Lino Charter Commission Completes Review

Submits Alternate Charter Amendment To Council

LINO LAKES - Following its review of the City Council's proposed amendment to the city charter, the Charter Commission officially submitted its own version of an amendment to City Clerk Julie Bartell on Nov. 30 and presented an overview of its eff orts to council members at the council workshop of Dec. 3.

"We spent many hours over the last five months hashing out all of the issues," Home Rule Charter Commission Chair Cori Duffy told council members.

"We did recognize there was a need for change in the language of the charter to accommodate road reconstruction," she said, adding that commission members worked for a balance between maintaining the rights of the citizens and addressing what the needs of the city are.

To that end, the group met at least ten times over the review period and retained independent legal counsel, funded from the city budget, to help them in the process.

In meeting with the Charter Commission, attorney Karen Marty assisted commissioners in drafting "regular language that people can understand," Duffy said, which she says eliminated some of the current "clumsy" language.

In proposing that the city-wide referendum be eliminated, Duffy said the commission tried to substitute a process "where the citizens and the city could work together to come up with a project that everybody could agree on."

Having an informed and involved citizenry, Duffy said in a later interview, is a better way to get projects built.

"When you don't understand the issue, you tend to vote against it, especially when it has something to do with your checkbook," she said. "We took it really to heart to get the citizens and the city to work together."

The result is a substitute amendment that, according to the Charter Commission's Nov. 30 letter to the city, "strikes a better balance between the concerns of the City Council and the concerns shared by many Lino Lakes residents."

The letter requests the commission's amendment be placed on the 2008 November ballot. By taking action at its Dec. 10 regular meeting, the City Council is "formally recognizing the receipt of that amendment within the statutory timeline," City Administrator Gordon Heitke explained.

The city's charter currently requires that a public referendum be held for city road reconstruction projects that use public funds to pay for the improvements.

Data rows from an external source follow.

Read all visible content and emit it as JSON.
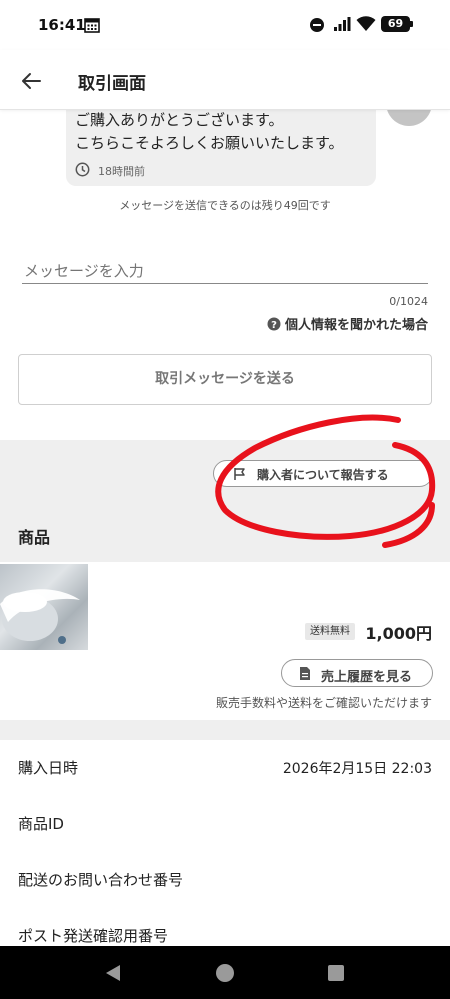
{
  "status_bar": {
    "time": "16:41",
    "battery": "69",
    "icons": [
      "calendar-icon",
      "dnd-icon",
      "signal-icon",
      "wifi-icon",
      "battery-icon"
    ]
  },
  "appbar": {
    "title": "取引画面",
    "back_icon": "arrow-left-icon"
  },
  "message": {
    "line1": "ご購入ありがとうございます。",
    "line2": "こちらこそよろしくお願いいたします。",
    "timestamp": "18時間前"
  },
  "compose": {
    "remaining_notice": "メッセージを送信できるのは残り49回です",
    "placeholder": "メッセージを入力",
    "counter": "0/1024",
    "privacy_link": "個人情報を聞かれた場合",
    "send_label": "取引メッセージを送る"
  },
  "report": {
    "label": "購入者について報告する"
  },
  "product": {
    "section_title": "商品",
    "shipping_badge": "送料無料",
    "price": "1,000円",
    "history_label": "売上履歴を見る",
    "fee_note": "販売手数料や送料をご確認いただけます"
  },
  "details": {
    "purchase_date_label": "購入日時",
    "purchase_date_value": "2026年2月15日 22:03",
    "product_id_label": "商品ID",
    "tracking_label": "配送のお問い合わせ番号",
    "post_label": "ポスト発送確認用番号"
  },
  "colors": {
    "annotation_red": "#e8121c",
    "gray_bg": "#efefef"
  }
}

In the past, Charter Commission members have maintained that the public referendum gives voters a necessary voice in street improvement projects, and have opposed charter changes that would ask residents to surrender their rights to limit city spending on road reconstruction projects.

City council and staff members believe the referendum requirement makes it virtually impossible for the city to reconstruct city streets identified by its pavement management program as "problem" roads, pointing to a string of failed referendums in recent years.

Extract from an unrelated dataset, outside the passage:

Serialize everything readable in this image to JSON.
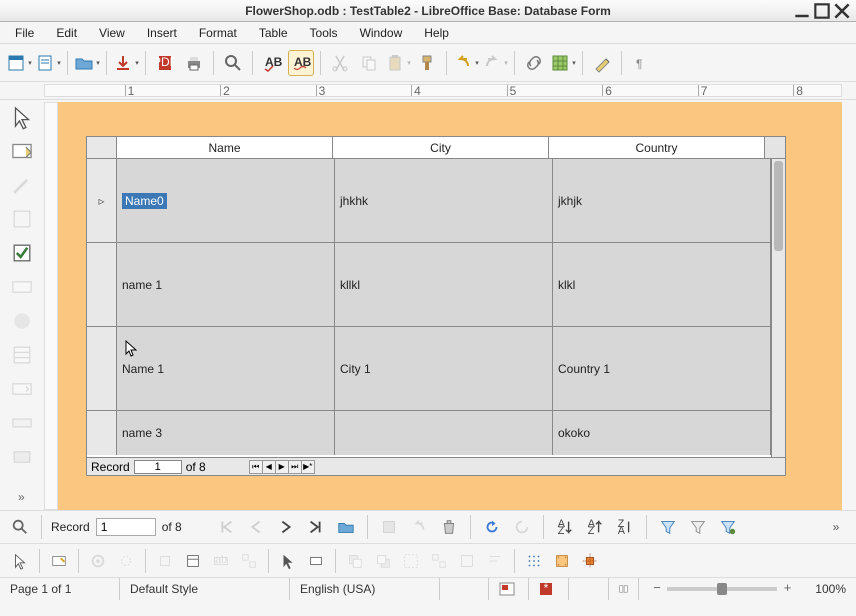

The Charter Task Force, a group of volunteer citizens convened by the council in February 2007 to study the charter issue, recommended in its proposed charter amendment that the city-wide referendum be eliminated.

It was the work of the Charter Task Force that was presented to the Charter Commission for its review last July, which led to the development of its own amendment proposal.

Whether the council's amendment, the commission's amendment, or some hybrid of the two will end up on the November 2008 ballot remains to be seen.

Although council did not identify a formal review process for the commission's proposal, Mayor John Bergeson stated that a "thorough review and comparison of the two amendment proposals will be conducted," and a "dialogue with the Charter Commission" will take place early next year.

The commission's amendment was also referred to the city attorney for review, a process that the mayor, at least, expected to generate some comment.

"I've never heard two attorneys agree on anything," he said at the council workshop.